According to the theory, monetary growth increases inflation.

But how do companies know that there is more money in the economy now than before?

The basic intuition is that the companies either directly know by looking at what the central bank is saying, OR (and more importantly) the money growth means that money is now put into the hands of various agents in the economy. The second case is the important one.

When that money is put into the hands of various people they go out and spend that money. Thus there is increased competition to buy the same amount of goods. (More  chasing less goods). That competition to buy means that firms will profit by raising the price, and so they do that when they see the increase in demand.

When an everyday firm that isn't paying much attention to the central bank is thinking about setting prices, it will have two major considerations.

If a business gets more customers/orders than usual or whatnot, it has to ask itself whether or not the activity is because of an increase in real demand, or an increase in the money supply. Thus, a firm thinks about

• The average inflation rate of the country. The higher it is, the more likely it is that they will misattribute real demand shocks as inflation instead, and adjust output improperly. Real demand shocks will not help the economy as much as in a country with lower average inflation.

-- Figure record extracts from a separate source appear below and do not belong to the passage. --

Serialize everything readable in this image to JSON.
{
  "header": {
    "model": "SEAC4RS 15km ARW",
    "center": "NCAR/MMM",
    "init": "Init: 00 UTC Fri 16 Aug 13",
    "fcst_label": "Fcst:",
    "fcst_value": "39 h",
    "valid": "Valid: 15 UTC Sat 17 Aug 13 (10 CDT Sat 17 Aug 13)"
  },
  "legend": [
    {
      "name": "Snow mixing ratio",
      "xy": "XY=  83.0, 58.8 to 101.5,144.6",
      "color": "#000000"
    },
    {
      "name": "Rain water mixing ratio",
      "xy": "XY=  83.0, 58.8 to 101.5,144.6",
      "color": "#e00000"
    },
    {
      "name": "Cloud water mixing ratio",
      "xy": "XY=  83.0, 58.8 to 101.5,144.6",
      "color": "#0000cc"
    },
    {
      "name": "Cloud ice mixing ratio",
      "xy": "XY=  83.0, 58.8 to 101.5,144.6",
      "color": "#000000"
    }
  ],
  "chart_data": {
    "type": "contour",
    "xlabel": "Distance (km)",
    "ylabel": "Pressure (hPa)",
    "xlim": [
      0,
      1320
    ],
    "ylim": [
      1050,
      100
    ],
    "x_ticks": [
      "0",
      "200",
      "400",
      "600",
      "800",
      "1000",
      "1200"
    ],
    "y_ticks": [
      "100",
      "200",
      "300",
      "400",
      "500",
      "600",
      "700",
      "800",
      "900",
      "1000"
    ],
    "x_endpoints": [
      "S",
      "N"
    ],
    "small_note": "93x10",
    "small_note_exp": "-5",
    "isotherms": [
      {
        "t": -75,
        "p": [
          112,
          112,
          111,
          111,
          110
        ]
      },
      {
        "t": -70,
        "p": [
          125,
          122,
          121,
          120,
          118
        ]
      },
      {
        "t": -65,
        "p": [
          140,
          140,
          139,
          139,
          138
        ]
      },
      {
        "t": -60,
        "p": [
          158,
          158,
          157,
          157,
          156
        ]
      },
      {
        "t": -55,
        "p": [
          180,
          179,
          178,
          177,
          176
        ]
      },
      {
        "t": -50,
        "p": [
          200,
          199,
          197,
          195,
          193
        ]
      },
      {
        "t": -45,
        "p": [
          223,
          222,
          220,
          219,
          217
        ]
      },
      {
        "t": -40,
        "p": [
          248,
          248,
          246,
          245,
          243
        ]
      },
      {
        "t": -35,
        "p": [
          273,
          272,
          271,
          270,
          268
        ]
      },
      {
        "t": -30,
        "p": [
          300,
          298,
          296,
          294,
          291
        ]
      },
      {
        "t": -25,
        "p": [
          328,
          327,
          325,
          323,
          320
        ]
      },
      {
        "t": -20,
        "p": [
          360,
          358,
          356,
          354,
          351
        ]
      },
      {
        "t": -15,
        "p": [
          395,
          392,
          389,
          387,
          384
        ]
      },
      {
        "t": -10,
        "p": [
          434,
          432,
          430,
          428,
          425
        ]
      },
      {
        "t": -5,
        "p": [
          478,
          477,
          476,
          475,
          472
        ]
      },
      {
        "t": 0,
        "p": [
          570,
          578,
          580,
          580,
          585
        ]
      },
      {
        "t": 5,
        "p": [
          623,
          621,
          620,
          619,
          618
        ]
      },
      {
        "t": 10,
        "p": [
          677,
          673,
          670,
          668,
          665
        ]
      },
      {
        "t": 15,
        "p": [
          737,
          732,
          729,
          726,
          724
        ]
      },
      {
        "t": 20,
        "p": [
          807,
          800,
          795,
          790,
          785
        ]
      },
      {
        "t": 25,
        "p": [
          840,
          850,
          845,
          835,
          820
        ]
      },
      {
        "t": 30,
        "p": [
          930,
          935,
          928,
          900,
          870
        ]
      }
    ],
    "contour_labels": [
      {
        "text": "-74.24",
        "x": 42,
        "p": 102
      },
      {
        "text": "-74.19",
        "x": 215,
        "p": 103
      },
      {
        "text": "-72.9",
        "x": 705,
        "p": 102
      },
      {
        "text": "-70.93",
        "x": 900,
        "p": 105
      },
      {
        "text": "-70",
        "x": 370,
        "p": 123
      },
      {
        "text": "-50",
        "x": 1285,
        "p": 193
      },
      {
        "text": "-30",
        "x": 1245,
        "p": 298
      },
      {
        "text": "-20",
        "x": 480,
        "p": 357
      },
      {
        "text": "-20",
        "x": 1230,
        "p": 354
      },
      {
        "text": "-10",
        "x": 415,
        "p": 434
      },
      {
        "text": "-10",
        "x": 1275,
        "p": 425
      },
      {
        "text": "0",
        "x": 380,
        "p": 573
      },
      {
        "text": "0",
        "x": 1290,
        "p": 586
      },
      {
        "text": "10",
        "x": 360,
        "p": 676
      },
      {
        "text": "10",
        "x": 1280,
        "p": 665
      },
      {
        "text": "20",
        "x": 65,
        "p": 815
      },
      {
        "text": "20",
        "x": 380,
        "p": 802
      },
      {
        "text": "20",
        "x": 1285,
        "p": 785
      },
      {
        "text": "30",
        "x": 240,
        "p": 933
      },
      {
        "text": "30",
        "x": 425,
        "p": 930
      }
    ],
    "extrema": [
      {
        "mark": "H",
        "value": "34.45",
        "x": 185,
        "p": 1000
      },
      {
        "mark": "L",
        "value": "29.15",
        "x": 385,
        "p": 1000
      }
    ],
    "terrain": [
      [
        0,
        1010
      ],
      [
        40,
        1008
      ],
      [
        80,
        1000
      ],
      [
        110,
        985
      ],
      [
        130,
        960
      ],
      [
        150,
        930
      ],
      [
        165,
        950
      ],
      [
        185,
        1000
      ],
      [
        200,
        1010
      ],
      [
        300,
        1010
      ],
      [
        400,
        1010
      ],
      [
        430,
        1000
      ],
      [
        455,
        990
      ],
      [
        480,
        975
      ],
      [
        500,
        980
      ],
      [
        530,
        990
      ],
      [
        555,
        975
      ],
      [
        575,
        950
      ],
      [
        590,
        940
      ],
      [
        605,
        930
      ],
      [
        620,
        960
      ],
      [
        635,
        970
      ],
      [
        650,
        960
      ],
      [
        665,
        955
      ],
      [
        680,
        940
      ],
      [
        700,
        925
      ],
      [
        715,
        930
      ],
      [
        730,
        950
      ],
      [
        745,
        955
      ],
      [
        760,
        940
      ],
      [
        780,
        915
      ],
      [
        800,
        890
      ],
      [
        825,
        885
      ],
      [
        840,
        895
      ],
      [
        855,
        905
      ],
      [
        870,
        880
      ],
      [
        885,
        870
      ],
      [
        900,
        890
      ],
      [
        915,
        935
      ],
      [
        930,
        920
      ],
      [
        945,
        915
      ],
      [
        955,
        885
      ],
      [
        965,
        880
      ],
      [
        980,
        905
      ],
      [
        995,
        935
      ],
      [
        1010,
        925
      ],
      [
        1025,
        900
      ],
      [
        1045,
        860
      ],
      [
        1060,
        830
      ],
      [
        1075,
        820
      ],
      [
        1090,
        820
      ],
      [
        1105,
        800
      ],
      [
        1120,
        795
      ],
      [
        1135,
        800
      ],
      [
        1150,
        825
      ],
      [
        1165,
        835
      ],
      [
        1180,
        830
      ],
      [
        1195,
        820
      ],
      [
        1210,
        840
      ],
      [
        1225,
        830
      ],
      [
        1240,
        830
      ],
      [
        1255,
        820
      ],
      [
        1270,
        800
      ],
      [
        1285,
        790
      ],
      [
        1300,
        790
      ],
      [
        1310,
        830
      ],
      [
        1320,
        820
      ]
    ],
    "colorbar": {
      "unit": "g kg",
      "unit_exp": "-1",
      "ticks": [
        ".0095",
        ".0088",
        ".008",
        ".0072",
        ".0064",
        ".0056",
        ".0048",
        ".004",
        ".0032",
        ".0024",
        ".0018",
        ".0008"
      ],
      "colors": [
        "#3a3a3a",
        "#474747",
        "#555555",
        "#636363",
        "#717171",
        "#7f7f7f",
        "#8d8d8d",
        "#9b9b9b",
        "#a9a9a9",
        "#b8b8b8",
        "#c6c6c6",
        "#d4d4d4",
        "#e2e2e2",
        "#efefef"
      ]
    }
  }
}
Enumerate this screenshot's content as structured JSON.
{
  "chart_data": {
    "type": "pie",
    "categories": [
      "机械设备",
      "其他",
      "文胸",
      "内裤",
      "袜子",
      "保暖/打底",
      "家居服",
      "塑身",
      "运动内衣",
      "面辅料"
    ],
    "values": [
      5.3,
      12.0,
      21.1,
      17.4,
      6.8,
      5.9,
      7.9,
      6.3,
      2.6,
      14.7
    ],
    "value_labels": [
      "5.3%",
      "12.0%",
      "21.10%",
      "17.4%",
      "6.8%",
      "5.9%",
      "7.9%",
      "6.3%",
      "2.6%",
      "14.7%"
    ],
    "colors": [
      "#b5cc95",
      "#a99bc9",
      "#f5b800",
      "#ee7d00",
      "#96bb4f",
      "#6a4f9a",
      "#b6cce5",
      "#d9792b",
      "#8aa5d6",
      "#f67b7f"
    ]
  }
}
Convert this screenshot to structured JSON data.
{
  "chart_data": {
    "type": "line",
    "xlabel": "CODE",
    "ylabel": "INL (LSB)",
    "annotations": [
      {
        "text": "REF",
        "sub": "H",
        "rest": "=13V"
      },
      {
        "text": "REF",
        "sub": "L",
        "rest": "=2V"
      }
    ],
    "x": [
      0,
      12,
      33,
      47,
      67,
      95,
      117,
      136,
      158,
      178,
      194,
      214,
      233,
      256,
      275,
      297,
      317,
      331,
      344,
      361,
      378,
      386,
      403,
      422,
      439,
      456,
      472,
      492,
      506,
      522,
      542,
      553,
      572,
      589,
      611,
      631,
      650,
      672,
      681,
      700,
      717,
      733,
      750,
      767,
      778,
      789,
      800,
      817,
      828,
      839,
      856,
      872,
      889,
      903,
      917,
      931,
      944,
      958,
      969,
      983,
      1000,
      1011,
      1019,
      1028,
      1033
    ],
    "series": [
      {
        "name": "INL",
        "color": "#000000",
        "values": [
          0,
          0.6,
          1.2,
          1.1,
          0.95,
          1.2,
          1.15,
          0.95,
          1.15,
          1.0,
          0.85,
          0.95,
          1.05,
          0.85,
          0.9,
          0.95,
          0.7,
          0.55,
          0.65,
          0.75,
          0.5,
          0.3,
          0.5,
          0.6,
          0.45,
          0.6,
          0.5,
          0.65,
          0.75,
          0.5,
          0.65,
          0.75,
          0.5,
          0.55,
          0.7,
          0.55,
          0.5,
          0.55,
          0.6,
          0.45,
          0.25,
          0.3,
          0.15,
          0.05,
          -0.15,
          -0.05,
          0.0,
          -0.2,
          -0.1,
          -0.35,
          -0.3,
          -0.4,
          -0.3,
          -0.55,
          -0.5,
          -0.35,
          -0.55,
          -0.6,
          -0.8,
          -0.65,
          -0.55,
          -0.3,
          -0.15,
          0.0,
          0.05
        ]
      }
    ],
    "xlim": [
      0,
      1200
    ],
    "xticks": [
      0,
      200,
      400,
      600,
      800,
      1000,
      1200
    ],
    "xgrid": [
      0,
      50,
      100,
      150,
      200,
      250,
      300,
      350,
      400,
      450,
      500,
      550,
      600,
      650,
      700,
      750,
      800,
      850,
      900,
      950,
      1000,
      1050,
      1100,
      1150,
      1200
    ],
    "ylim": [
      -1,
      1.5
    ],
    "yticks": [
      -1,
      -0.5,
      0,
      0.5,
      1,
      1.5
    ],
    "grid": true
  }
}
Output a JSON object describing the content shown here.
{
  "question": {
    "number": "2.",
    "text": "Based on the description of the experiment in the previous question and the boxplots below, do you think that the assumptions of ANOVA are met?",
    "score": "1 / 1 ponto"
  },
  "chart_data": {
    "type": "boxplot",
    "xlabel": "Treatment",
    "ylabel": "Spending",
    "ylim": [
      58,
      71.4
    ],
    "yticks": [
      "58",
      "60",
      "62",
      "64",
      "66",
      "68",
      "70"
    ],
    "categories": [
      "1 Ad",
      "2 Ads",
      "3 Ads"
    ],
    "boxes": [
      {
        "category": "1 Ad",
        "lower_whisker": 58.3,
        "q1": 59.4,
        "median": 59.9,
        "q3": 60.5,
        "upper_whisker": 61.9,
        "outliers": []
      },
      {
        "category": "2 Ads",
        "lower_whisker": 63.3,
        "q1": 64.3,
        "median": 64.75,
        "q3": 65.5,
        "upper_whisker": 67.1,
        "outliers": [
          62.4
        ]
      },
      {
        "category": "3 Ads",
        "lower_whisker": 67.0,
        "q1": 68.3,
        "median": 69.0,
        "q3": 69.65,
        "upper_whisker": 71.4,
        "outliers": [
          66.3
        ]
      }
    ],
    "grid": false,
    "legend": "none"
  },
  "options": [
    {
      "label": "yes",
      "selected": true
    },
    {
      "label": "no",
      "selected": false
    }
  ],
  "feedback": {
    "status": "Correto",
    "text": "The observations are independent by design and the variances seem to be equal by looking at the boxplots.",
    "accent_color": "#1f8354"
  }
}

• The surrounding non-competing businesses around the firm. If other firms seem to be getting more business, and they haven't adjusted prices recently, then the firm is more likely to think of the extra business as from an increase in the money supply. On the other hand, if just the firm is seeing more business, it is more likely to think that there is a real demand shift for its products.

I would say these are the more likely ways that businesses try to parse out what inflation (and thus money supply) is like, on the aggregate level.